El estudio define su propuesta como un “eclecticismo curado” en el que se combinan fibras naturales como algodón, lana, alpaca o yute con procesos semiindustriales y técnicas como el telar de pedal, el bordado y el tufting. El resultado son piezas que buscan integrar lo artesanal y lo contemporáneo sin jerarquía entre ambos.
Sobre la evolución del oficio, Uriegas dice: “Antes era una labor doméstica invisible; hoy es un medio para explorar volúmenes, dimensiones y sensaciones en el espacio”.
En ese tránsito, el textil ha comenzado a desplazarse del objeto hacia el entorno, incorporándose a la lógica del diseño espacial.
El estudio opera como un laboratorio donde cada pieza surge de la relación entre técnica, intuición y materia. El tufting se ha convertido en una de sus herramientas principales, aplicada no solo en tapices, sino también en mobiliario, cabeceras y luminarias, ampliando el alcance del textil dentro del interiorismo.

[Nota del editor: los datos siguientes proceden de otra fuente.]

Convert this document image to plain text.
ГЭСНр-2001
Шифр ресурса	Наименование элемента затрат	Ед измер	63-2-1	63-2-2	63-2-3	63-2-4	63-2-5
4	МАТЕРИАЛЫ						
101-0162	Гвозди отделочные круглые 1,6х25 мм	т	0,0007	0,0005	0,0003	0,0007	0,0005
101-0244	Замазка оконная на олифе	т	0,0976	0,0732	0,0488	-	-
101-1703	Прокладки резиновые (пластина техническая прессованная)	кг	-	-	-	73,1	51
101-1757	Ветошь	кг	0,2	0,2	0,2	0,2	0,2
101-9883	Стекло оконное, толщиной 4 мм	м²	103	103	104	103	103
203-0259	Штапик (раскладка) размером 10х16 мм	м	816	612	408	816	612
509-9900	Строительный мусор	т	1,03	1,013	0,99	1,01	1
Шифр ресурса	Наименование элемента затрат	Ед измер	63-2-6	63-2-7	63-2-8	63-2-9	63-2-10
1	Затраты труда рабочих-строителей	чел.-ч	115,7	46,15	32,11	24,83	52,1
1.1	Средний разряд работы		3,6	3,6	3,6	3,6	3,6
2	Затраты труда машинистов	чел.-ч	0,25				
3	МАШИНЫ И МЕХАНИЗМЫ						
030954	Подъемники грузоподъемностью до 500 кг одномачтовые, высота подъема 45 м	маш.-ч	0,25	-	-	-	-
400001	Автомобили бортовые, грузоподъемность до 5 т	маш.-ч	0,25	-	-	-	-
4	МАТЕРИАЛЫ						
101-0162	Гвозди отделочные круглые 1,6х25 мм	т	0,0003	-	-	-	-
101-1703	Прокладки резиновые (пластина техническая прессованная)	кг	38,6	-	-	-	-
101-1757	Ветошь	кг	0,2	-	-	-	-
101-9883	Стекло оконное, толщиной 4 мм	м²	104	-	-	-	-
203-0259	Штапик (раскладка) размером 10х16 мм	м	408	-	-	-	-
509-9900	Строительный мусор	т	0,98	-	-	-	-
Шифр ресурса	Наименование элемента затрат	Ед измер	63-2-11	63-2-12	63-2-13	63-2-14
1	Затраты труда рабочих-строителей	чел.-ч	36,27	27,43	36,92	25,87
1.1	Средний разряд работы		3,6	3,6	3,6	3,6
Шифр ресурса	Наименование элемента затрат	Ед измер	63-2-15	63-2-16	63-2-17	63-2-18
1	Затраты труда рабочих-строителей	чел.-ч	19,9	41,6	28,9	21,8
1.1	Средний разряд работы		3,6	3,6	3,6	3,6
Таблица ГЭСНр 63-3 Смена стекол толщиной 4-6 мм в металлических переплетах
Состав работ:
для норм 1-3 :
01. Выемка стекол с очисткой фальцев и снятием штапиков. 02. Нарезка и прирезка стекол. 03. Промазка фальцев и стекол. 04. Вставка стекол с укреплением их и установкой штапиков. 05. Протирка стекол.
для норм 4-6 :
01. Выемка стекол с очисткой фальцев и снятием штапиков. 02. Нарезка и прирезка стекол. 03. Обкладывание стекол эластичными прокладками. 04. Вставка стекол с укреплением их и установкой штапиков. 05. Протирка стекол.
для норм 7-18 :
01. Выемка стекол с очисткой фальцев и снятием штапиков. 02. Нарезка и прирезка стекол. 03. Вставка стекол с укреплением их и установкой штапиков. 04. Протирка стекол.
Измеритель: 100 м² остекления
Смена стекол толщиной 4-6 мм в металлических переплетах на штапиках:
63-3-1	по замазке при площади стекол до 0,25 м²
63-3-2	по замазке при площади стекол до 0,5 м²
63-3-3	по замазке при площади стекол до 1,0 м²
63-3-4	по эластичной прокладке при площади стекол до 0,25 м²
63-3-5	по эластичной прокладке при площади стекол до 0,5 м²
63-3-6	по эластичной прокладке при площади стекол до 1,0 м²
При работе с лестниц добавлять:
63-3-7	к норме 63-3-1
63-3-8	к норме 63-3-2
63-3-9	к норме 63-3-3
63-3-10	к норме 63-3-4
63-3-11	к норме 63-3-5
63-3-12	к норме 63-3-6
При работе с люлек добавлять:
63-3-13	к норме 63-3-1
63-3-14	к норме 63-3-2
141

Para Uriegas, este desplazamiento también responde a una búsqueda de mayor conexión sensorial en el diseño contemporáneo: “A veces compramos la idea de que la neutralidad es sinónimo de paz, pero ¿qué pasa con la expresión personal? La perfección no es una condición humana. Nuestra verdadera esencia radica en la búsqueda de la autenticidad”.
El proyecto también se inscribe en una lógica de producción a pequeña escala y colaboración con artesanas, principalmente mujeres, en procesos de bordado, anudado y acabados. Esta metodología forma parte de un enfoque de slow design que privilegia la experimentación y el uso consciente de materiales.
Belleza y transformación
En cuanto a la relación entre el cuerpo y el espacio, Uriegas comenta: “El espacio es una extensión de nuestro cuerpo; el refugio donde finalmente podemos soltar las capas que nos protegen afuera y recargar energía desde nuestra verdad más auténtica”.
Los proyectos del estudio incluyen intervenciones residenciales y de hospitalidad en la Riviera Maya como Casa Aku, Athara 22 y Proyecto Miraluna, en los que el textil funciona como herramienta principal para modificar la atmósfera sin intervenir necesariamente la estructura arquitectónica.
“La belleza radica en la transformación, no en la rigidez. Prefiero un espacio que madura con dignidad y cuenta una historia, a un entorno estático que le teme al uso diario”, dice.
En su planteamiento, Nook Textile Decor entiende el interiorismo como una práctica donde el material no solo cubre el espacio, sino que lo construye emocionalmente a través de la textura, el uso y el tiempo.